Le terme performance est utilisé dans plusieurs disciplines, notamment en linguistique. Selon le philosophe britannique John Austin (1975) et l’anthropologue américain Richard Baumann (1977), le langage ne sert pas uniquement à décrire quelque chose. Le langage peut également créer quelque chose. Quand le marié dit « oui, je le veux », ses paroles changent son statut légal. La performance a des capacités que le langage seul ne possède pas. En transférant ces concepts à la musique, nous pouvons constater que la réalisation des textes est aussi importante que les textes eux-mêmes.

L’anthropologue américain Alan Merriam (1964) a proposé un modèle d’étude de la performance musicale qui prend en compte le son musical, ainsi que le contexte dans lequel le son est produit et le comportement de ceux qui le produisent. Dans le dernier quart du XXe siècle, plusieurs chercheurs en ethnomusicologie, tels que Gerard Béhague (1984), Regula Qureshi Burckhardt (2006) et Nicholas Cook (2003), ont adopté des regards qui prennent en compte la performance musicale. Plus récemment, l’ethnomusicologue Monique Desroches (2008) a proposé dans cette perspective les concepts du co-texte et de signature singulière. Pour Desroches, le terme co-texte « englobe tous les éléments qui ne sont pas inclus dans les éléments syntaxiques ou formels du texte et qui entourent ce dernier. [Ces éléments du cotexte], loin d’être des paramètres périphériques […] sont en réalité des points centraux de la performance. » (p. 113). Desroches poursuit en affirmant que chaque performeur (il s’agit ici d’un conteur) « maîtrise, sélectionne, combine et agence [les différents éléments du co-texte] pour marquer le récit de sa propre signature. Une analyse du texte, en dehors de la performance, n’aurait pu et su révéler cette signature singulière. » (p. 114)

Le spectacle

Les Performance Studies américaines prennent pour objet la performance entendue de manière large. Selon un des pionniers de la discipline, Richard Schechner (2006), il n’y pas de limites à la performance. « Any action that is framed, presented, highlighted, or displayed is a

performance. » (p. 2). La performance est donc un métagenre qui inclut plusieurs sous- catégories, comme la cérémonie, l’identité et le spectacle.
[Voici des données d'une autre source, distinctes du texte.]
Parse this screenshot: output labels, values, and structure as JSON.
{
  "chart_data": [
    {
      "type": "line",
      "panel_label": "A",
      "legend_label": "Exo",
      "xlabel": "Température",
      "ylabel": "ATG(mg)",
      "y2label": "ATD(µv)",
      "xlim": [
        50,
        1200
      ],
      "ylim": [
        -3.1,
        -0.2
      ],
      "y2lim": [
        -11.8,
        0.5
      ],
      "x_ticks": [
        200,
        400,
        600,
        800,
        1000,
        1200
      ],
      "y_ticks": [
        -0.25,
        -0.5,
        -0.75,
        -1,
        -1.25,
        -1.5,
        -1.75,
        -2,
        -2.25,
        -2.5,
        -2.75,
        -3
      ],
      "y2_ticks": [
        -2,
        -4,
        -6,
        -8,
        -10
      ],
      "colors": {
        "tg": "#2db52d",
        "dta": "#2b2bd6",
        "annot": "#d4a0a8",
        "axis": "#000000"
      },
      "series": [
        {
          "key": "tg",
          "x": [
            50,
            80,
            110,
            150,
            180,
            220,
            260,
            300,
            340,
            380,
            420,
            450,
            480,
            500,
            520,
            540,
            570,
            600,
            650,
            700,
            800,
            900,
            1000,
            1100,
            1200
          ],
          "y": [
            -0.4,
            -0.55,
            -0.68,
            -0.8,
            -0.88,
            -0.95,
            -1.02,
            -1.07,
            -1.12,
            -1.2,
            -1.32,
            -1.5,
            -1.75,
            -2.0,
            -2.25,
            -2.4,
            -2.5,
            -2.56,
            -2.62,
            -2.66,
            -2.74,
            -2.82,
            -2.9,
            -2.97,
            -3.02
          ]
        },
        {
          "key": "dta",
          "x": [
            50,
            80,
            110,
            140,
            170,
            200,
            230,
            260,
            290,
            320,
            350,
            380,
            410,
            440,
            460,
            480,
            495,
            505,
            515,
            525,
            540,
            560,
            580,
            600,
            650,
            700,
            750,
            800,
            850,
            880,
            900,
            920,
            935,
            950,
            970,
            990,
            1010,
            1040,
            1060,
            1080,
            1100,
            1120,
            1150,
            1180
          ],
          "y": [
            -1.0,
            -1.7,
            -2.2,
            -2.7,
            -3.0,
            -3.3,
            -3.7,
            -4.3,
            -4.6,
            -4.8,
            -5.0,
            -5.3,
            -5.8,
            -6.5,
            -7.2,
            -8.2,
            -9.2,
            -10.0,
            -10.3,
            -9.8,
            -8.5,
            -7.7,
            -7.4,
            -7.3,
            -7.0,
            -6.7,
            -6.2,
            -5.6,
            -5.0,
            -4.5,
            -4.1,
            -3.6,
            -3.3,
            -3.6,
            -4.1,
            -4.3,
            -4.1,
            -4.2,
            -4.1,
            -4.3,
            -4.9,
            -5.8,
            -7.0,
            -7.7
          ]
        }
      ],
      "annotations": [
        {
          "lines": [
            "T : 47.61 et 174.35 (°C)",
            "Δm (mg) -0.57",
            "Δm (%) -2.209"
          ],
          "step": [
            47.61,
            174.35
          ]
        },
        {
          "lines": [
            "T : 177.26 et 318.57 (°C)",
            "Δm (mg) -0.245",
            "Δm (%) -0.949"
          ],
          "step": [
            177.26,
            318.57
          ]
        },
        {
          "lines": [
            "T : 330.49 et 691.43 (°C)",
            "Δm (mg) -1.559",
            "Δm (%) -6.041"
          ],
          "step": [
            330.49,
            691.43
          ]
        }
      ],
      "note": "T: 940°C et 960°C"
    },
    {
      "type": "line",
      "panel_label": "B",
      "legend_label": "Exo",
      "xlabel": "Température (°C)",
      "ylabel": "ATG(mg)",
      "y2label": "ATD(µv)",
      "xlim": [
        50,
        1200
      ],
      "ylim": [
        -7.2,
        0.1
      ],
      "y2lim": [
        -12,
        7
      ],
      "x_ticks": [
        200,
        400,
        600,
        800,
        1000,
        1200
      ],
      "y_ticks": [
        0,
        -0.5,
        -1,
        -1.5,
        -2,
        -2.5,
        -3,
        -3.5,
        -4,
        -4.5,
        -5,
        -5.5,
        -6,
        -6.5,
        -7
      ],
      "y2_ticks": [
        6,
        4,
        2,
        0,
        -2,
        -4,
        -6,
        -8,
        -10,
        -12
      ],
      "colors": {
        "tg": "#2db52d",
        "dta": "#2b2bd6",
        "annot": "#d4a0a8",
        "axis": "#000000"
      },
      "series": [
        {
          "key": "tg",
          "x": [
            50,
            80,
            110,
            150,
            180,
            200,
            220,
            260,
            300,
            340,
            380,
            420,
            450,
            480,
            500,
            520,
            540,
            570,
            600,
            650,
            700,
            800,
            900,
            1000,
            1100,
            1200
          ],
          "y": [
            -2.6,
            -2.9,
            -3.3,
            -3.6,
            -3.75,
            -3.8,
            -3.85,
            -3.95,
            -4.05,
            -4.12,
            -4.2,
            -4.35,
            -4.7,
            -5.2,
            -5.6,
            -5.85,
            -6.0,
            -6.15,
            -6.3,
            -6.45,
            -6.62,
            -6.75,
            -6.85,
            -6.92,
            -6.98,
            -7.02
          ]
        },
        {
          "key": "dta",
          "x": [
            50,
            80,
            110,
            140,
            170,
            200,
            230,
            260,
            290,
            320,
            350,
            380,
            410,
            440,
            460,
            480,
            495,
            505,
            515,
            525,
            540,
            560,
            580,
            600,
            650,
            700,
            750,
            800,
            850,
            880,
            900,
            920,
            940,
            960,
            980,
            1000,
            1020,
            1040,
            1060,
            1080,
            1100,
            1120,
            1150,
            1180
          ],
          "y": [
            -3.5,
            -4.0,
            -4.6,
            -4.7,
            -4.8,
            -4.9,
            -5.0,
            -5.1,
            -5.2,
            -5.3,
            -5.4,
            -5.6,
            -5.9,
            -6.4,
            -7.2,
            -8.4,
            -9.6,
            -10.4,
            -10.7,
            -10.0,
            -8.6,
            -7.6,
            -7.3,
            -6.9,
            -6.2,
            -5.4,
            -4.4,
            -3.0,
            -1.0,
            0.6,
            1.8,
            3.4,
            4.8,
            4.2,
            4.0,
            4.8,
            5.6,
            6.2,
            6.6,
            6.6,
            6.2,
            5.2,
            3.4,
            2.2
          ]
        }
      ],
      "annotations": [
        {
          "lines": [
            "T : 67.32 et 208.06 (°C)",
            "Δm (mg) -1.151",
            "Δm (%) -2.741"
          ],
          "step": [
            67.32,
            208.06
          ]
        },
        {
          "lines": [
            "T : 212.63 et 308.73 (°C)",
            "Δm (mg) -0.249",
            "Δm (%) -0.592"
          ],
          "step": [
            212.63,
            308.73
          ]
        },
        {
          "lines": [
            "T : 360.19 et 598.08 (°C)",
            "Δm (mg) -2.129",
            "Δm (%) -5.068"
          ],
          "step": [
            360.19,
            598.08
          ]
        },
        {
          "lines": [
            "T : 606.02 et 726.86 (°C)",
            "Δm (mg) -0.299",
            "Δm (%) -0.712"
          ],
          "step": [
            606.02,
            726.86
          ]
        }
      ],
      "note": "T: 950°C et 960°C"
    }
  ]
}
L’anthropologue américain John MacAloon (1984) est un des premiers à explorer l’idée de spectacle. Pour lui, le spectacle comprend un aspect visuel important, sans doute lié aux racines latines du mot, soit spectaculum ou spectare, qui signifient tous deux « regarder ». MacAloon propose que le spectacle attire son public surtout par son envergure visuelle et que seuls des évènements d’une certaine grandeur, comme les Jeux olympiques par exemple, puissent être considérés dans cette catégorie. Frank E. Manning (1992), lui aussi anthropologue américain, reprend les travaux de MacAloon en ajoutant une précision. Tout comme MacAloon, Manning croit que l’intérêt du spectacle passe par l’ampleur et l’immensité des proportions d’un évènement, mais il ajoute que cet intérêt peut également venir de quelqu’un ou quelque chose qui éveille une plus grande variété d’émotions chez le spectateur : de l’admiration, de la curiosité, du mépris. Pour certains, incluant Manning, la présence du spectateur est un élément clé du spectacle, et distingue ce dernier de la simple performance.

L’artiste et anthropologue américain William O. Beeman (1993) se base sur les travaux de MacAloon et Manning, ainsi que ceux de Richard Schechner, pour distinguer le spectacle d’autres types de performance. En plus de l’importance de la présence de spectateurs mentionnée par MacAloon et Manning, Beeman considère que le spectacle est symbolique, plutôt que réel, et doit être divertissant, ou du moins avoir comme objectif d’être divertissant. Pour sa part, Beeman ne considère pas qu’un évènement doit être d’une certaine taille avant de pouvoir être considéré comme un spectacle. Des performeurs individuels devant un public modeste peuvent donc très bien être considérés comme un spectacle s’ils répondent aux autres critères.

Si nous acceptons les thèses de Beeman, nous pouvons proposer que les éléments qui contribuent à la qualité spectaculaire d’une performance soient ceux qui s’adressent expressément aux spectateurs, particulièrement sur le plan visuel, et qui servent à renforcer la nature symbolique de la performance ou qui contribuent à rendre le spectacle plus divertissant.